Insomma, ha ribadito Tridico, le diseguaglianza nei redditi stanno aumentando e un riordino dei contratti, insieme a un minimo salariale, sono da auspicare per evitare la povertà lavorativa. Lo ha sottolineato anche il ministro del Lavoro, Andrea Orlando, intervenendo a margine: "Dopo l'approvazione della direttiva sul salario minimo in Europa penso che vi siano le condizioni per una intesa con le parti sociali per arrivare ad un punto di caduta positivo che tenga conto della peculiarità italiana, facendo derivare il Salario minimo, comparto per comparto, dai contratti comparativamente maggiormente rappresentativi. I mezzi di informazione parlano di mancanza di mano d'opera nel settore dei servizi, della ristorazione e persino, più recentemente, della logistica. Manca però l'informazione sulla domanda di lavoro, ovvero sulle condizioni lavorative (orari e retribuzioni) che vengono offerte e sul perché di questa difficoltà, anche rispetto all'incidenza sul sommerso e sul lavoro nero"

"Lavoro povero oggi è una pensione povera domani"

L'Inps ha messo sul tavolo anche una serie di calcoli. Versando contributi per 30 anni, con un salario di 9 euro lordi l'ora, un lavoratore avrebbe una pensione, raggiunti i 65 anni, di circa 750 euro. "Un'ulteriore ragione che induce a preoccuparsi del fenomeno della povertà lavorativa di oggi è il fatto che chi è povero lavorativamente oggi sarà un povero pensionisticamente domani", ha sottolineato Tridico. E ancora: "All'interno della povertà pensionistica sono sempre le donne ad essere ripetutamente penalizzate, hanno avuto un allungamento della vita lavorativa per allinearla a quella degli uomini, andando in pensione più tardi di quanto si aspettassero al momento in cui entrarono nel mercato, pur avendo lavorato meno a lungo e tipicamente meno ore, ad una paga oraria/settimanale inferiore a quella degli uomini".

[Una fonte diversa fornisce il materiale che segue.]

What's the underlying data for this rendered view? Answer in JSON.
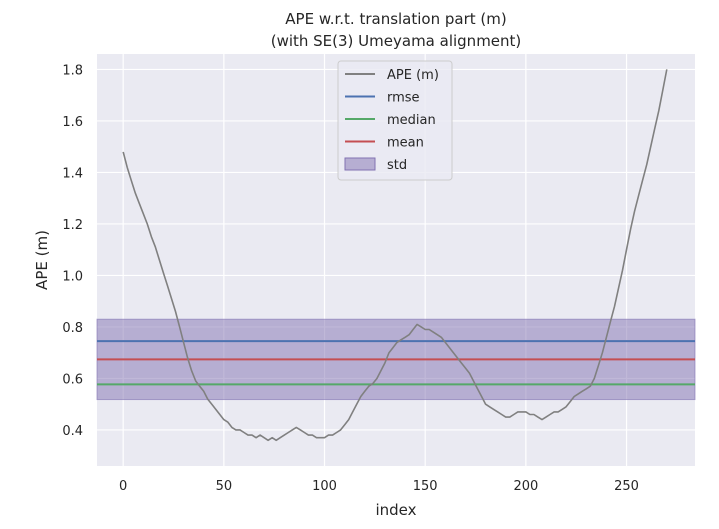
{
  "chart_data": {
    "type": "line",
    "title": "APE w.r.t. translation part (m)",
    "subtitle": "(with SE(3) Umeyama alignment)",
    "xlabel": "index",
    "ylabel": "APE (m)",
    "xlim": [
      -13,
      284
    ],
    "ylim": [
      0.26,
      1.86
    ],
    "xticks": [
      0,
      50,
      100,
      150,
      200,
      250
    ],
    "yticks": [
      0.4,
      0.6,
      0.8,
      1.0,
      1.2,
      1.4,
      1.6,
      1.8
    ],
    "xtick_labels": [
      "0",
      "50",
      "100",
      "150",
      "200",
      "250"
    ],
    "ytick_labels": [
      "0.4",
      "0.6",
      "0.8",
      "1.0",
      "1.2",
      "1.4",
      "1.6",
      "1.8"
    ],
    "grid": true,
    "legend_position": "top-center",
    "series": [
      {
        "name": "APE (m)",
        "color": "#808080",
        "x": [
          0,
          2,
          4,
          6,
          8,
          10,
          12,
          14,
          16,
          18,
          20,
          22,
          24,
          26,
          28,
          30,
          32,
          34,
          36,
          38,
          40,
          42,
          44,
          46,
          48,
          50,
          52,
          54,
          56,
          58,
          60,
          62,
          64,
          66,
          68,
          70,
          72,
          74,
          76,
          78,
          80,
          82,
          84,
          86,
          88,
          90,
          92,
          94,
          96,
          98,
          100,
          102,
          104,
          106,
          108,
          110,
          112,
          114,
          116,
          118,
          120,
          122,
          124,
          126,
          128,
          130,
          132,
          134,
          136,
          138,
          140,
          142,
          144,
          146,
          148,
          150,
          152,
          154,
          156,
          158,
          160,
          162,
          164,
          166,
          168,
          170,
          172,
          174,
          176,
          178,
          180,
          182,
          184,
          186,
          188,
          190,
          192,
          194,
          196,
          198,
          200,
          202,
          204,
          206,
          208,
          210,
          212,
          214,
          216,
          218,
          220,
          222,
          224,
          226,
          228,
          230,
          232,
          234,
          236,
          238,
          240,
          242,
          244,
          246,
          248,
          250,
          252,
          254,
          256,
          258,
          260,
          262,
          264,
          266,
          268,
          270
        ],
        "values": [
          1.48,
          1.42,
          1.37,
          1.32,
          1.28,
          1.24,
          1.2,
          1.15,
          1.11,
          1.06,
          1.01,
          0.96,
          0.91,
          0.86,
          0.8,
          0.74,
          0.68,
          0.63,
          0.59,
          0.57,
          0.55,
          0.52,
          0.5,
          0.48,
          0.46,
          0.44,
          0.43,
          0.41,
          0.4,
          0.4,
          0.39,
          0.38,
          0.38,
          0.37,
          0.38,
          0.37,
          0.36,
          0.37,
          0.36,
          0.37,
          0.38,
          0.39,
          0.4,
          0.41,
          0.4,
          0.39,
          0.38,
          0.38,
          0.37,
          0.37,
          0.37,
          0.38,
          0.38,
          0.39,
          0.4,
          0.42,
          0.44,
          0.47,
          0.5,
          0.53,
          0.55,
          0.57,
          0.58,
          0.6,
          0.63,
          0.66,
          0.7,
          0.72,
          0.74,
          0.75,
          0.76,
          0.77,
          0.79,
          0.81,
          0.8,
          0.79,
          0.79,
          0.78,
          0.77,
          0.76,
          0.74,
          0.72,
          0.7,
          0.68,
          0.66,
          0.64,
          0.62,
          0.59,
          0.56,
          0.53,
          0.5,
          0.49,
          0.48,
          0.47,
          0.46,
          0.45,
          0.45,
          0.46,
          0.47,
          0.47,
          0.47,
          0.46,
          0.46,
          0.45,
          0.44,
          0.45,
          0.46,
          0.47,
          0.47,
          0.48,
          0.49,
          0.51,
          0.53,
          0.54,
          0.55,
          0.56,
          0.57,
          0.6,
          0.65,
          0.7,
          0.76,
          0.82,
          0.88,
          0.95,
          1.02,
          1.1,
          1.18,
          1.25,
          1.31,
          1.37,
          1.43,
          1.5,
          1.57,
          1.64,
          1.72,
          1.8
        ]
      },
      {
        "name": "rmse",
        "color": "#4c72b0",
        "value": 0.745
      },
      {
        "name": "median",
        "color": "#55a868",
        "value": 0.577
      },
      {
        "name": "mean",
        "color": "#c44e52",
        "value": 0.674
      },
      {
        "name": "std",
        "color": "#8172b2",
        "band": [
          0.518,
          0.83
        ]
      }
    ]
  }
}
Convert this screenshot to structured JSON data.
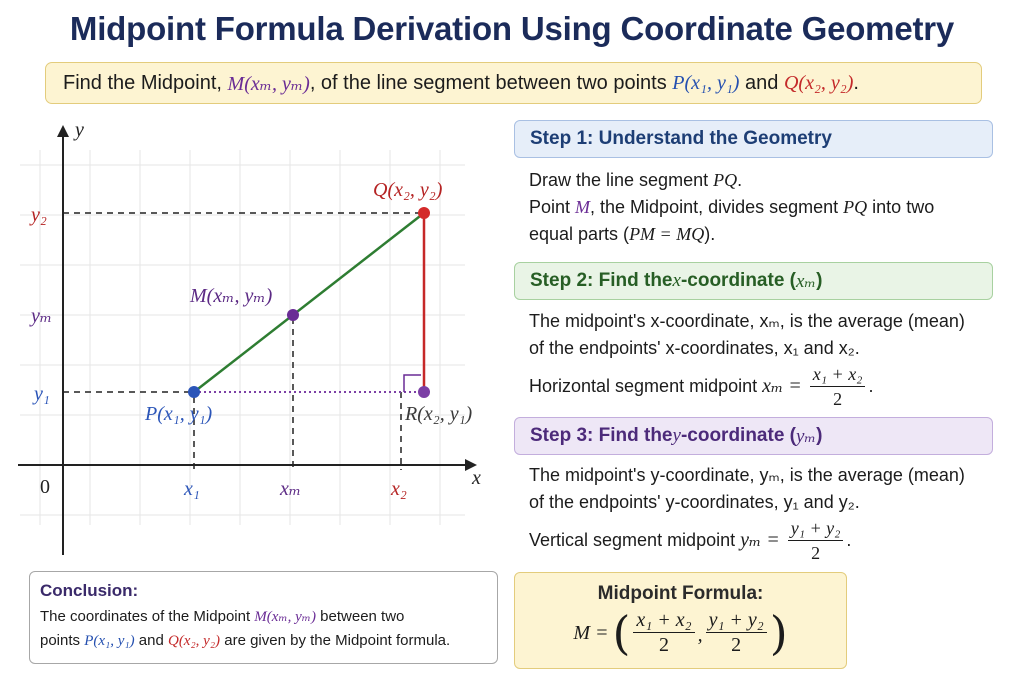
{
  "title": "Midpoint Formula Derivation Using Coordinate Geometry",
  "banner": {
    "prefix": "Find the Midpoint,",
    "point_m": "M(xₘ, yₘ)",
    "middle": ", of the line segment between two points",
    "point_p": "P(x₁, y₁)",
    "and": "and",
    "point_q": "Q(x₂, y₂)",
    "suffix": "."
  },
  "diagram": {
    "axis_x": "x",
    "axis_y": "y",
    "origin": "0",
    "tick_x1": "x₁",
    "tick_xm": "xₘ",
    "tick_x2": "x₂",
    "tick_y1": "y₁",
    "tick_ym": "yₘ",
    "tick_y2": "y₂",
    "label_p": "P(x₁, y₁)",
    "label_m": "M(xₘ, yₘ)",
    "label_q": "Q(x₂, y₂)",
    "label_r": "R(x₂, y₁)",
    "colors": {
      "p": "#2b55b8",
      "q": "#d42a2a",
      "m": "#6a2c95",
      "segment": "#2e7d32",
      "vertical": "#c62828",
      "horizontal": "#7b3fa5"
    }
  },
  "step1": {
    "heading": "Step 1: Understand the Geometry",
    "line1_pre": "Draw the line segment ",
    "line1_math": "PQ",
    "line1_post": ".",
    "line2_pre": "Point ",
    "line2_m": "M",
    "line2_mid": ", the Midpoint, divides segment ",
    "line2_math": "PQ",
    "line2_post": " into two",
    "line3_pre": "equal parts (",
    "line3_math": "PM = MQ",
    "line3_post": ")."
  },
  "step2": {
    "heading_pre": "Step 2: Find the ",
    "heading_math": "x",
    "heading_mid": "-coordinate (",
    "heading_math2": "xₘ",
    "heading_post": ")",
    "text1": "The midpoint's x-coordinate, xₘ, is the average (mean)",
    "text2": "of the endpoints' x-coordinates, x₁ and x₂.",
    "text3": "Horizontal segment midpoint",
    "lhs": "xₘ =",
    "num": "x₁ + x₂",
    "den": "2",
    "end": "."
  },
  "step3": {
    "heading_pre": "Step 3: Find the ",
    "heading_math": "y",
    "heading_mid": "-coordinate (",
    "heading_math2": "yₘ",
    "heading_post": ")",
    "text1": "The midpoint's y-coordinate, yₘ, is the average (mean)",
    "text2": "of the endpoints' y-coordinates, y₁ and y₂.",
    "text3": "Vertical segment midpoint",
    "lhs": "yₘ =",
    "num": "y₁ + y₂",
    "den": "2",
    "end": "."
  },
  "conclusion": {
    "heading": "Conclusion:",
    "line1_pre": "The coordinates of the Midpoint ",
    "line1_m": "M(xₘ, yₘ)",
    "line1_post": " between two",
    "line2_pre": "points ",
    "line2_p": "P(x₁, y₁)",
    "line2_and": " and ",
    "line2_q": "Q(x₂, y₂)",
    "line2_post": " are given by the Midpoint formula."
  },
  "formula": {
    "heading": "Midpoint Formula:",
    "lhs": "M =",
    "num_x": "x₁ + x₂",
    "den_x": "2",
    "comma": ",",
    "num_y": "y₁ + y₂",
    "den_y": "2"
  }
}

Il quadro italiano nel post pandemia

Nel 2021, prosegue la Relazione dell'Inps, il 40% dei pensionati ha percepito un reddito pensionistico lordo inferiore ai 12 mila euro. Dal 1995 l'indice di Gini, che misura le diseguaglianze, è cresciuto di circa il 10%: l'anno scorso per quanto riguarda i redditi pensionistici era allo 0,35, inferiore a quello delle retribuzioni che è allo 0,46. Il report quindi, per riassumere, mette in evidenza queste diseguaglianze di genere ed età nel mercato del lavoro, avvertendo come nei prossimi anni, se non ci sarà un'inversione di tendenza, le pensioni saranno sempre più povere. La fotografia dell'Italia post pandemia, insomma, è quella di un Paese lontano dagli obiettivi dell'Unione europea, che sta facendo i conti con ampi divari che peseranno sempre di più negli anni a venire. "La guerra in Ucraina e i noti processi di transizione in atto nell'economia non ci permettono di stare tranquilli. Il tema del contenimento e del contrasto alle diseguaglianze e ai rischi di esclusione sociale sono sempre più centrali", ha concluso Orlando.